Su piel era oscura como una noche cerrada en la que no brillaban ni siquiera las estrellas y de un sabor parecido al café retinto, con un leve toque amargo que me encantaba. La mía tan dulce que podía compararse con el azúcar para endulzar ese café y pálida como la luna que iluminó muchas de las inolvidables noches que pasamos juntos.
Recuerdo que apoyaba mi cabeza en su hombro para tener un mejor ángulo de visión y él inmediatamente buscaba mi cuello con su boca. Mientras él besaba, lamía o chupaba, yo disfrutaba entrelazando una de mis manos con una de las suyas para observar cómo se alternaban ambos colores en armoniosa sucesión.

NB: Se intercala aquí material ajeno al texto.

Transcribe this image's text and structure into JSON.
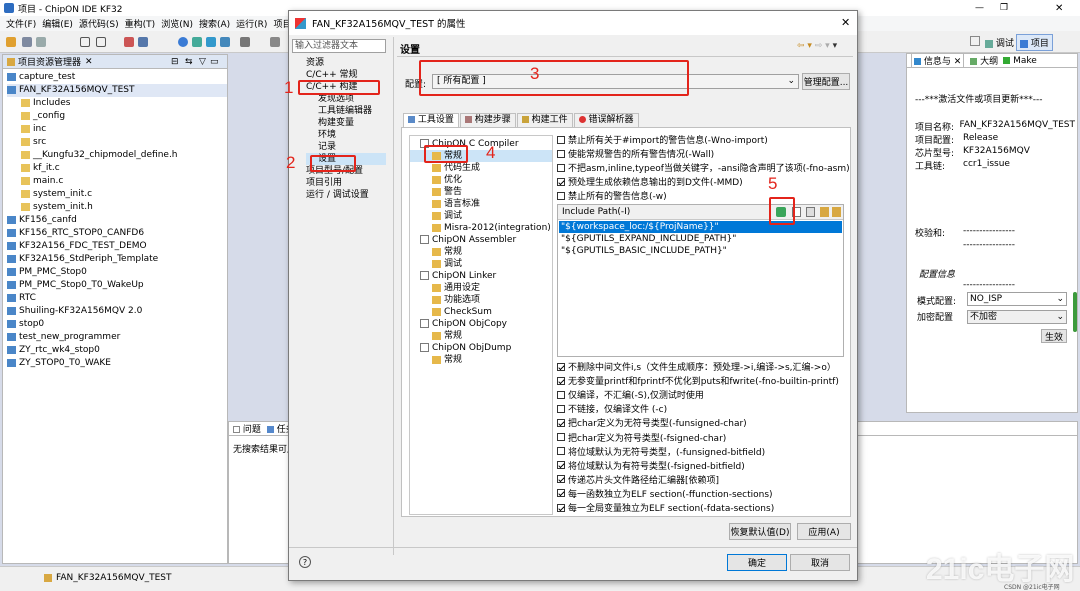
{
  "window": {
    "title": "项目 - ChipON IDE KF32"
  },
  "menu": [
    "文件(F)",
    "编辑(E)",
    "源代码(S)",
    "重构(T)",
    "浏览(N)",
    "搜索(A)",
    "运行(R)",
    "项目(P"
  ],
  "perspectives": {
    "debug": "调试",
    "project": "项目"
  },
  "explorer": {
    "title": "项目资源管理器",
    "items": [
      {
        "label": "capture_test",
        "level": 0
      },
      {
        "label": "FAN_KF32A156MQV_TEST",
        "level": 0
      },
      {
        "label": "Includes",
        "level": 1
      },
      {
        "label": "_config",
        "level": 1
      },
      {
        "label": "inc",
        "level": 1
      },
      {
        "label": "src",
        "level": 1
      },
      {
        "label": "__Kungfu32_chipmodel_define.h",
        "level": 1
      },
      {
        "label": "kf_it.c",
        "level": 1
      },
      {
        "label": "main.c",
        "level": 1
      },
      {
        "label": "system_init.c",
        "level": 1
      },
      {
        "label": "system_init.h",
        "level": 1
      },
      {
        "label": "KF156_canfd",
        "level": 0
      },
      {
        "label": "KF156_RTC_STOP0_CANFD6",
        "level": 0
      },
      {
        "label": "KF32A156_FDC_TEST_DEMO",
        "level": 0
      },
      {
        "label": "KF32A156_StdPeriph_Template",
        "level": 0
      },
      {
        "label": "PM_PMC_Stop0",
        "level": 0
      },
      {
        "label": "PM_PMC_Stop0_T0_WakeUp",
        "level": 0
      },
      {
        "label": "RTC",
        "level": 0
      },
      {
        "label": "Shuiling-KF32A156MQV 2.0",
        "level": 0
      },
      {
        "label": "stop0",
        "level": 0
      },
      {
        "label": "test_new_programmer",
        "level": 0
      },
      {
        "label": "ZY_rtc_wk4_stop0",
        "level": 0
      },
      {
        "label": "ZY_STOP0_T0_WAKE",
        "level": 0
      }
    ]
  },
  "info": {
    "tabs": [
      "信息与",
      "大纲",
      "Make"
    ],
    "update": "---***激活文件或项目更新***---",
    "rows": [
      [
        "项目名称:",
        "FAN_KF32A156MQV_TEST"
      ],
      [
        "项目配置:",
        "Release"
      ],
      [
        "芯片型号:",
        "KF32A156MQV"
      ],
      [
        "工具链:",
        "ccr1_issue"
      ]
    ],
    "checksum_label": "校验和:",
    "dashes": "----------------",
    "config_title": "配置信息",
    "mode_label": "模式配置:",
    "mode_value": "NO_ISP",
    "enc_label": "加密配置",
    "enc_value": "不加密",
    "apply": "生效"
  },
  "bottom": {
    "tabs": [
      "问题",
      "任务"
    ],
    "text": "无搜索结果可用"
  },
  "status": {
    "project": "FAN_KF32A156MQV_TEST"
  },
  "watermark": {
    "brand": "21ic电子网",
    "site": "CSDN @21ic电子网"
  },
  "dialog": {
    "title": "FAN_KF32A156MQV_TEST 的属性",
    "filter_placeholder": "输入过滤器文本",
    "nav": [
      {
        "label": "资源",
        "level": 0
      },
      {
        "label": "C/C++ 常规",
        "level": 0
      },
      {
        "label": "C/C++ 构建",
        "level": 0
      },
      {
        "label": "发现选项",
        "level": 1
      },
      {
        "label": "工具链编辑器",
        "level": 1
      },
      {
        "label": "构建变量",
        "level": 1
      },
      {
        "label": "环境",
        "level": 1
      },
      {
        "label": "记录",
        "level": 1
      },
      {
        "label": "设置",
        "level": 1
      },
      {
        "label": "项目型号/配置",
        "level": 0
      },
      {
        "label": "项目引用",
        "level": 0
      },
      {
        "label": "运行 / 调试设置",
        "level": 0
      }
    ],
    "heading": "设置",
    "config_label": "配置:",
    "config_value": "[ 所有配置 ]",
    "manage": "管理配置...",
    "tabs": [
      "工具设置",
      "构建步骤",
      "构建工件",
      "错误解析器"
    ],
    "tools": [
      {
        "label": "ChipON C Compiler",
        "level": 0
      },
      {
        "label": "常规",
        "level": 1
      },
      {
        "label": "代码生成",
        "level": 1
      },
      {
        "label": "优化",
        "level": 1
      },
      {
        "label": "警告",
        "level": 1
      },
      {
        "label": "语言标准",
        "level": 1
      },
      {
        "label": "调试",
        "level": 1
      },
      {
        "label": "Misra-2012(integration)",
        "level": 1
      },
      {
        "label": "ChipON Assembler",
        "level": 0
      },
      {
        "label": "常规",
        "level": 1
      },
      {
        "label": "调试",
        "level": 1
      },
      {
        "label": "ChipON Linker",
        "level": 0
      },
      {
        "label": "通用设定",
        "level": 1
      },
      {
        "label": "功能选项",
        "level": 1
      },
      {
        "label": "CheckSum",
        "level": 1
      },
      {
        "label": "ChipON ObjCopy",
        "level": 0
      },
      {
        "label": "常规",
        "level": 1
      },
      {
        "label": "ChipON ObjDump",
        "level": 0
      },
      {
        "label": "常规",
        "level": 1
      }
    ],
    "top_opts": [
      {
        "label": "禁止所有关于#import的警告信息(-Wno-import)",
        "checked": false
      },
      {
        "label": "使能常规警告的所有警告情况(-Wall)",
        "checked": false
      },
      {
        "label": "不把asm,inline,typeof当做关键字，-ansi隐含声明了该项(-fno-asm)",
        "checked": false
      },
      {
        "label": "预处理生成依赖信息输出的到D文件(-MMD)",
        "checked": true
      },
      {
        "label": "禁止所有的警告信息(-w)",
        "checked": false
      }
    ],
    "include_title": "Include Path(-I)",
    "include_paths": [
      "\"${workspace_loc:/${ProjName}}\"",
      "\"${GPUTILS_EXPAND_INCLUDE_PATH}\"",
      "\"${GPUTILS_BASIC_INCLUDE_PATH}\""
    ],
    "bottom_opts": [
      {
        "label": "不删除中间文件i,s（文件生成顺序：预处理->i,编译->s,汇编->o）",
        "checked": true
      },
      {
        "label": "无参变量printf和fprintf不优化到puts和fwrite(-fno-builtin-printf)",
        "checked": true
      },
      {
        "label": "仅编译，不汇编(-S),仅测试时使用",
        "checked": false
      },
      {
        "label": "不链接，仅编译文件 (-c)",
        "checked": false
      },
      {
        "label": "把char定义为无符号类型(-funsigned-char)",
        "checked": true
      },
      {
        "label": "把char定义为符号类型(-fsigned-char)",
        "checked": false
      },
      {
        "label": "将位域默认为无符号类型，(-funsigned-bitfield)",
        "checked": false
      },
      {
        "label": "将位域默认为有符号类型(-fsigned-bitfield)",
        "checked": true
      },
      {
        "label": "传递芯片头文件路径给汇编器[依赖项]",
        "checked": true
      },
      {
        "label": "每一函数独立为ELF section(-ffunction-sections)",
        "checked": true
      },
      {
        "label": "每一全局变量独立为ELF section(-fdata-sections)",
        "checked": true
      }
    ],
    "restore": "恢复默认值(D)",
    "apply": "应用(A)",
    "ok": "确定",
    "cancel": "取消",
    "help": "?"
  },
  "annotations": [
    "1",
    "2",
    "3",
    "4",
    "5"
  ]
}
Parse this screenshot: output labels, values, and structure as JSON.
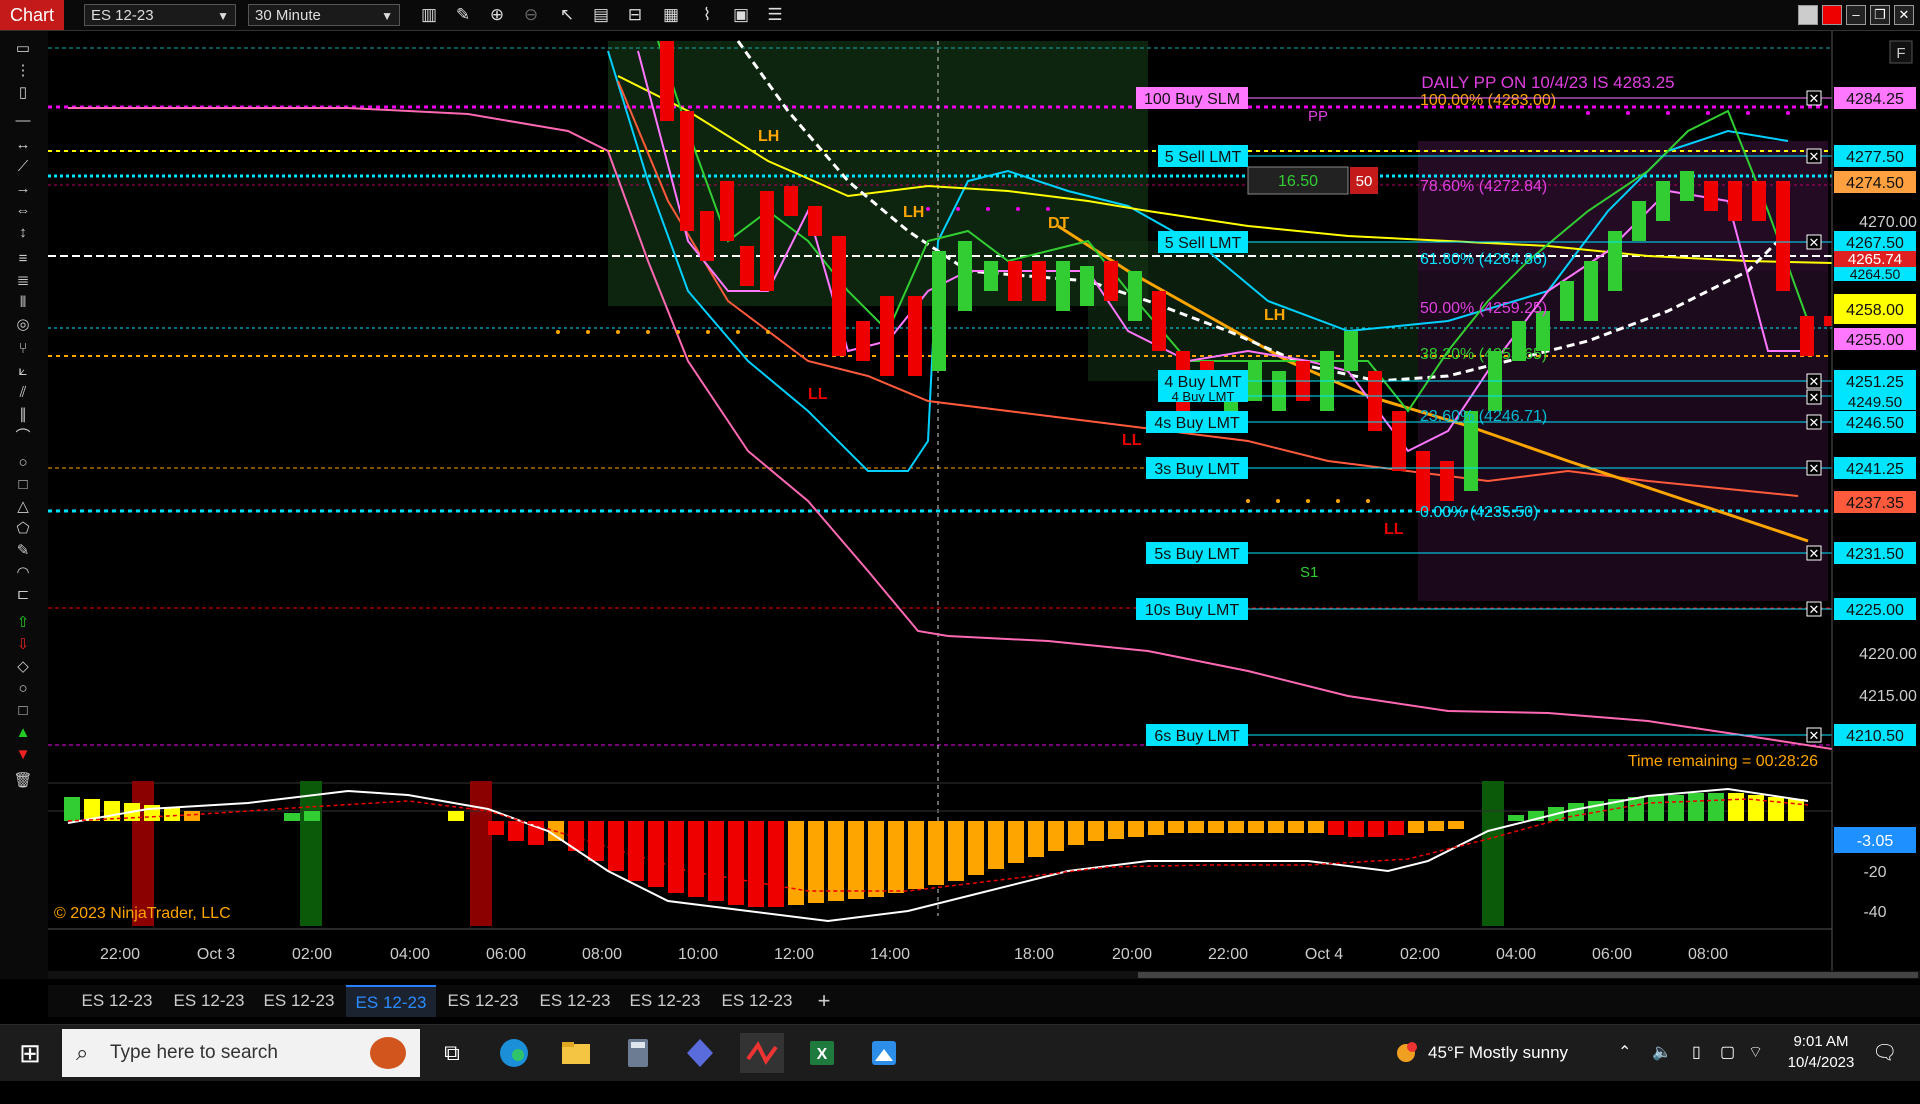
{
  "window": {
    "title": "Chart",
    "instrument": "ES 12-23",
    "interval": "30 Minute",
    "f_button": "F"
  },
  "chart": {
    "price_axis_labels": [
      "4270.00",
      "4220.00",
      "4215.00"
    ],
    "time_labels": [
      "22:00",
      "Oct 3",
      "02:00",
      "04:00",
      "06:00",
      "08:00",
      "10:00",
      "12:00",
      "14:00",
      "18:00",
      "20:00",
      "22:00",
      "Oct 4",
      "02:00",
      "04:00",
      "06:00",
      "08:00"
    ],
    "pivot_title": "DAILY PP ON 10/4/23 IS 4283.25",
    "pp_label": "PP",
    "s1_label": "S1",
    "fib_labels": [
      "100.00% (4283.00)",
      "78.60% (4272.84)",
      "61.80% (4264.86)",
      "50.00% (4259.25)",
      "38.20% (4253.65)",
      "23.60% (4246.71)",
      "0.00% (4235.50)"
    ],
    "swing_labels": [
      "LH",
      "LH",
      "DT",
      "LH",
      "LL",
      "LL",
      "LL"
    ],
    "orders": [
      {
        "label": "100 Buy SLM",
        "price": "4284.25",
        "color": "#ff77ff"
      },
      {
        "label": "5 Sell LMT",
        "price": "4277.50",
        "color": "#00e5ff"
      },
      {
        "label": "5 Sell LMT",
        "price": "4267.50",
        "color": "#00e5ff"
      },
      {
        "label": "4 Buy LMT",
        "price": "4251.25",
        "color": "#00e5ff"
      },
      {
        "label": "4 Buy LMT",
        "price": "4249.50",
        "color": "#00e5ff"
      },
      {
        "label": "4s Buy LMT",
        "price": "4246.50",
        "color": "#00e5ff"
      },
      {
        "label": "3s Buy LMT",
        "price": "4241.25",
        "color": "#00e5ff"
      },
      {
        "label": "5s Buy LMT",
        "price": "4231.50",
        "color": "#00e5ff"
      },
      {
        "label": "10s Buy LMT",
        "price": "4225.00",
        "color": "#00e5ff"
      },
      {
        "label": "6s Buy LMT",
        "price": "4210.50",
        "color": "#00e5ff"
      }
    ],
    "price_boxes": [
      {
        "price": "4274.50",
        "color": "#ffa040"
      },
      {
        "price": "4265.74",
        "color": "#e02020"
      },
      {
        "price": "4264.50",
        "color": "#00e5ff"
      },
      {
        "price": "4258.00",
        "color": "#ffff00"
      },
      {
        "price": "4255.00",
        "color": "#ff77ff"
      },
      {
        "price": "4237.35",
        "color": "#ff5a3c"
      }
    ],
    "qty_box": {
      "value": "16.50",
      "count": "50"
    },
    "time_remaining": "Time remaining = 00:28:26",
    "osc_axis": [
      "-20",
      "-40"
    ],
    "osc_value": "-3.05",
    "copyright": "© 2023 NinjaTrader, LLC"
  },
  "tabs": [
    "ES 12-23",
    "ES 12-23",
    "ES 12-23",
    "ES 12-23",
    "ES 12-23",
    "ES 12-23",
    "ES 12-23",
    "ES 12-23"
  ],
  "taskbar": {
    "search_placeholder": "Type here to search",
    "weather": "45°F  Mostly sunny",
    "time": "9:01 AM",
    "date": "10/4/2023"
  }
}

La imagen me hacía pensar en la figura del yin y el yang: luz y oscuridad, femenino y masculino, positivo y negativo, él y yo.

Luego me detenía largos minutos a contemplar la forma a un mismo tiempo decidida y delicada en que sus brazos fuertes y bien tornados rodeaban mi cuerpo de mujer de carnes turgentes y formas generosas.
Él acariciaba mis pechos hasta que mis pezones se convertían en un par de botones endurecidos entre sus dedos. Entonces ponía una mano en mi vientre y me atraía hacia él, haciéndome sentir cómo esa dureza se replicaba en su sexo.
Era mi amante trinitario y aún recuerdo el ritmo de calipso al cual se movían sus excepcionales caderas.